This is a well-written and extremely leisurely introduction to difference equations that includes a wealth of simple applications in the social sciences. The book assumes only high-school algebra and trigonometry as prerequisites. It includes numerous exercises; most of these are drill and are answered by a number or formula, but a few problems in each section explore more advanced concepts. Answers to all problems are in the back of the book. The present publication is a corrected 1986 reprint of a 1958 work.

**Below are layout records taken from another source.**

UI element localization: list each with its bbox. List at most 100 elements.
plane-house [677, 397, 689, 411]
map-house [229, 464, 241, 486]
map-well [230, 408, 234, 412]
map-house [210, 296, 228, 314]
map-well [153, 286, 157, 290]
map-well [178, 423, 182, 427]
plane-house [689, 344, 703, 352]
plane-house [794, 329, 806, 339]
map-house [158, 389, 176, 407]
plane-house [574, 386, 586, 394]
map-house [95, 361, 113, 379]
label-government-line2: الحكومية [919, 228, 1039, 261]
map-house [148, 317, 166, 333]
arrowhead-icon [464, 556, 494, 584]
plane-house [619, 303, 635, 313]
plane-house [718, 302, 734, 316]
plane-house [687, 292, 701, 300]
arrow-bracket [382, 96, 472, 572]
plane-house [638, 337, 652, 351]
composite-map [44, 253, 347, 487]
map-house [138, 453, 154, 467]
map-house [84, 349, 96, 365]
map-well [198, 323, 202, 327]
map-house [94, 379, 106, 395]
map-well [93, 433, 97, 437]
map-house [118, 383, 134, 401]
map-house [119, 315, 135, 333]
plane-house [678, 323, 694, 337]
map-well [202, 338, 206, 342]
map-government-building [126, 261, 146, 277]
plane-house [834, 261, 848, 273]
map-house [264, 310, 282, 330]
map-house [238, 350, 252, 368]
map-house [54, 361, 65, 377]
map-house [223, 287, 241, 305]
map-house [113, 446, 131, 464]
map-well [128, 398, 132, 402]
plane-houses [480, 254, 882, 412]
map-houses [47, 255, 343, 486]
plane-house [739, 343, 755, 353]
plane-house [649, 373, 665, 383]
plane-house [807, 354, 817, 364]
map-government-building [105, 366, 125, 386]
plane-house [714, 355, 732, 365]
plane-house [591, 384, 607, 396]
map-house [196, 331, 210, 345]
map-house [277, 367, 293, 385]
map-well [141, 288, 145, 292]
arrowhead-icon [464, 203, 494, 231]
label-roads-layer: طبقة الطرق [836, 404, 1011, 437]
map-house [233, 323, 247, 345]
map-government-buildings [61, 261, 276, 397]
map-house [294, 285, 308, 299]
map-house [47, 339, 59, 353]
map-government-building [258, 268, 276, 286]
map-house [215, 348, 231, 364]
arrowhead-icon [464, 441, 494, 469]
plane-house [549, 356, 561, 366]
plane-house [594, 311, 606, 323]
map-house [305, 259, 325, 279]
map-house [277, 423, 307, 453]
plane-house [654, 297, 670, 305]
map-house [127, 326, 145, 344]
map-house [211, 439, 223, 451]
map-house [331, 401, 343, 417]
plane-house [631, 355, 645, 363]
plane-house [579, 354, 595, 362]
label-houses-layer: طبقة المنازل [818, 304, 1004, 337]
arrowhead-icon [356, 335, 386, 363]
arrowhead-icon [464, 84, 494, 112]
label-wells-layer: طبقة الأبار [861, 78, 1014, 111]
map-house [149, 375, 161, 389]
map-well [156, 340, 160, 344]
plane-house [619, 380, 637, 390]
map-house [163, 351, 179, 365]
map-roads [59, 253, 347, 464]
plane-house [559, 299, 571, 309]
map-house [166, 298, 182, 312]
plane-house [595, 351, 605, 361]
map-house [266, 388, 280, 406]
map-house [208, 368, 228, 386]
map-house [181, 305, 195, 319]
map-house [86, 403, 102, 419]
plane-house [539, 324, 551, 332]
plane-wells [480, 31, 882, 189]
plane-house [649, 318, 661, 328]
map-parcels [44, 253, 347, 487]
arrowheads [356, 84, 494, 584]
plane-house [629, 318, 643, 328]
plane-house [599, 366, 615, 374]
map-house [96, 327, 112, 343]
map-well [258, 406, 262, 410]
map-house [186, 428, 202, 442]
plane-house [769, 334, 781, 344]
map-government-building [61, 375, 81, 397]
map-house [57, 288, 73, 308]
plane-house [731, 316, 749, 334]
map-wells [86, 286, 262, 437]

The book carefully develops all the mathematical background it needs, starting by introducing the concepts of functions and sequences, and proving all the theorems on sequences that would be covered in a careful calculus course. The first major discussion covers the concepts and techniques of finite differences, leading to the observation that many common sequences satisfy simple difference equations. The book then reverses its viewpoint to consider difference equations as the starting point, and proves the existence of sequences satisfying them. The existence theorems are handled in great generality, but after this point the book deals mostly with linear difference equations with constant coefficients, and solves these by using powers of the roots of the auxiliary equation. There is a very thorough treatment of the second-order cases, including the handling of repeated roots and the limiting behavior of solutions to the homogeneous equations (i.e., whether the solution goes to infinity or a finite value, or is oscillatory). The last chapter covers some mathematically more advanced techniques such as stability, generating functions, and Markov processes, but does not go very deeply into these.
The book’s big weakness is that the set of techniques it develops so carefully are not the ones that people use in everyday practice. Working mathematicians and engineers would nearly always use generating functions to solve the types of problems handled here. Generating functions give a uniform treatment of these problems without dividing them into cases based on the roots of the auxiliary equation and the properties of the non-homogeneous part of the equation. Generating functions can even be used in a cookbook fashion analogous to using Laplace transforms to solve differential equations (because of this analogy, engineers use the term Z-transform for the process of forming the generating function). The present book covers these techniques on pp. 189–207, but because it requires some knowledge of calculus it is an optional “starred” section and is not in the mainstream of the development.
Allen Stenger is a math hobbyist and retired software developer. He is webmaster and newsletter editor for the MAA Southwestern Section and is an editor of the Missouri Journal of Mathematical Sciences. His mathematical interests are number theory and classical analysis. He volunteers in his spare time at MathNerds.org, a math help site that fosters inquiry learning.